Sitting down to write this is undoubtedly one of the hardest things I've ever done. Something so small shouldn't have this much impact on your life right?
When Ginger came into my life, he changed everything.
Many of you know the story of Cinnamon, the lovely lady pig we adopted from MSPCA-Angell and who subsequently gave birth to four stowaways a handful of weeks later...well, Ginger was one of the four stowaways, alongside Clove, Sassafras, and Nutmeg.
When he was born in Chimæric's and my living room, we didn't know that he was a boar. We didn't know he would be the only boar. We named him Ginger because of the tint of his fur and slowly watched him grow up.
Three weeks later, we were quite surprised when he started trying to mount his mother. We looked at each other and said "yup, time to move him." At the same point, Chimæric turned to me and said...well, do you want to be the one to take care of him?
Yes yes yes yes yes yes a million times yes.
Since he wasn't female, we went from calling him Ginger to "Little Man" and then "The Ginge."
He was grateful for this, I'm sure.
He lived as a solitary pig for the whole summer. As a new guinea pig owner, I wasn't fully aware of how sad they can be when they are on their own. He and I cuddled every night and he seemed happy...but then I realized that he was starting to become more and more lethargic.
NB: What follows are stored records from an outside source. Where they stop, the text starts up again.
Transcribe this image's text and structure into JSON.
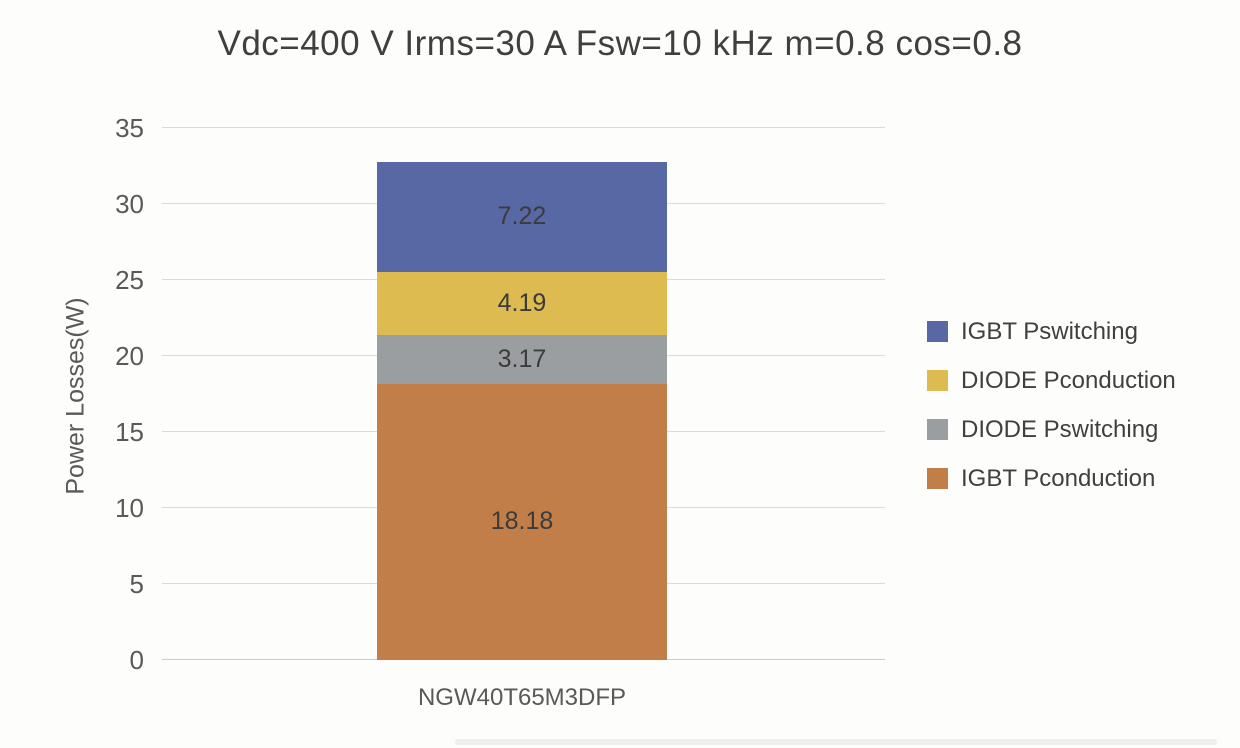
{
  "chart_data": {
    "type": "bar",
    "stacked": true,
    "title": "Vdc=400 V Irms=30 A Fsw=10 kHz m=0.8 cos=0.8",
    "categories": [
      "NGW40T65M3DFP"
    ],
    "series": [
      {
        "name": "IGBT Pconduction",
        "values": [
          18.18
        ],
        "label": "18.18",
        "color": "#c17e48"
      },
      {
        "name": "DIODE Pswitching",
        "values": [
          3.17
        ],
        "label": "3.17",
        "color": "#9b9ea1"
      },
      {
        "name": "DIODE Pconduction",
        "values": [
          4.19
        ],
        "label": "4.19",
        "color": "#ddbb51"
      },
      {
        "name": "IGBT Pswitching",
        "values": [
          7.22
        ],
        "label": "7.22",
        "color": "#5868a4"
      }
    ],
    "legend": [
      "IGBT Pswitching",
      "DIODE Pconduction",
      "DIODE Pswitching",
      "IGBT Pconduction"
    ],
    "legend_position": "right",
    "xlabel": "",
    "ylabel": "Power Losses(W)",
    "ylim": [
      0,
      35
    ],
    "yticks": [
      0,
      5,
      10,
      15,
      20,
      25,
      30,
      35
    ],
    "grid": true
  },
  "colors": {
    "title_text": "#3f3f3f",
    "axis_text": "#595959",
    "data_label_text": "#3b3b3b",
    "gridline": "#dadada",
    "background": "#fdfdfc"
  }
}
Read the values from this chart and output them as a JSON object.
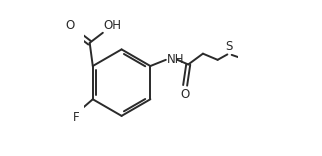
{
  "bg_color": "#ffffff",
  "line_color": "#2a2a2a",
  "text_color": "#2a2a2a",
  "line_width": 1.4,
  "font_size": 8.5,
  "figsize": [
    3.22,
    1.56
  ],
  "dpi": 100,
  "xlim": [
    0.0,
    1.0
  ],
  "ylim": [
    0.0,
    1.0
  ]
}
In early September I began the search for Ginge's brother, which was far more difficult than I could've known ahead of time. There were no single boars within 200 miles of Boston at any of the shelters or rescues, which I doubt was actually true but I blame advertising. So, I turned to Craigslist.
Within a few days I found a 2 month old pigaroo named Max. He had been living with a boar who had been bullying him, but since the little boy preferred the bully pig, Max had to go. I swooped in and now Max was part of the family.
After a 2 week quarantine period and another week of shaky introductions, Max and Ginge officially became roommates.
Insta-best pigaroo buds. Plus, Ginge's energy level was nonstop for the next 3 years.
Ginge was an odd pigaroo who had boundless energy. For some reason his little paws were always super hot, so he would cool himself off by standing in or on things...especially if they were ceramic or pre-chilled. I think he also wanted a higher vantage point from which to view the world (and to see if there were any treats approaching).
He also did this trick where he would stand on his back legs and beg for food, showing off his perfect little tummy.
He was a pigaroo with so much personality...anytime I had an idea for a photoshoot or a video, I would always cast him as the wily protagonist. For a guinea pig, his face was so expressive...you could always tell what he was thinking.
Here is a highlight reel all of all his best moments on film <3
For three years, he was also the main instigator on my guinea pig-themed Facebook page The Wheekly.
I know I'm biased, but I don't think there's ever been a pigaroo quite like the Ginge, nor will there ever be again. He's the main reason why guinea pigs are such an important part of my life, despite their diminutive height and too short lifespans.
Ginge died suddenly around noon on July 8th. I woke up that morning to find him puffed up and looking miserable, and we took him to VCA Wakefield immediately. They gave him fluids and some pain meds and told us to bring him back if he took a downward turn. The doctor said she was uncertain if he would make it through the night, but no one knew exactly what was wrong with him...he had even been to the vet a month before for a full checkup and received a clean bill of health. *sigh*
We never even left the parking lot. He started making horrendous whimpering noises then stopped breathing. I ran him back inside but it was already too late. My little love was gone.
And that's the thing with guinea pigs. They often come into our lives unexpectedly and leave the same way.
I had so many beautiful moments with this tiny babe. He was spoiled and over-cuddled (if that's a thing). I have no regrets...but I will miss him for the rest of my life.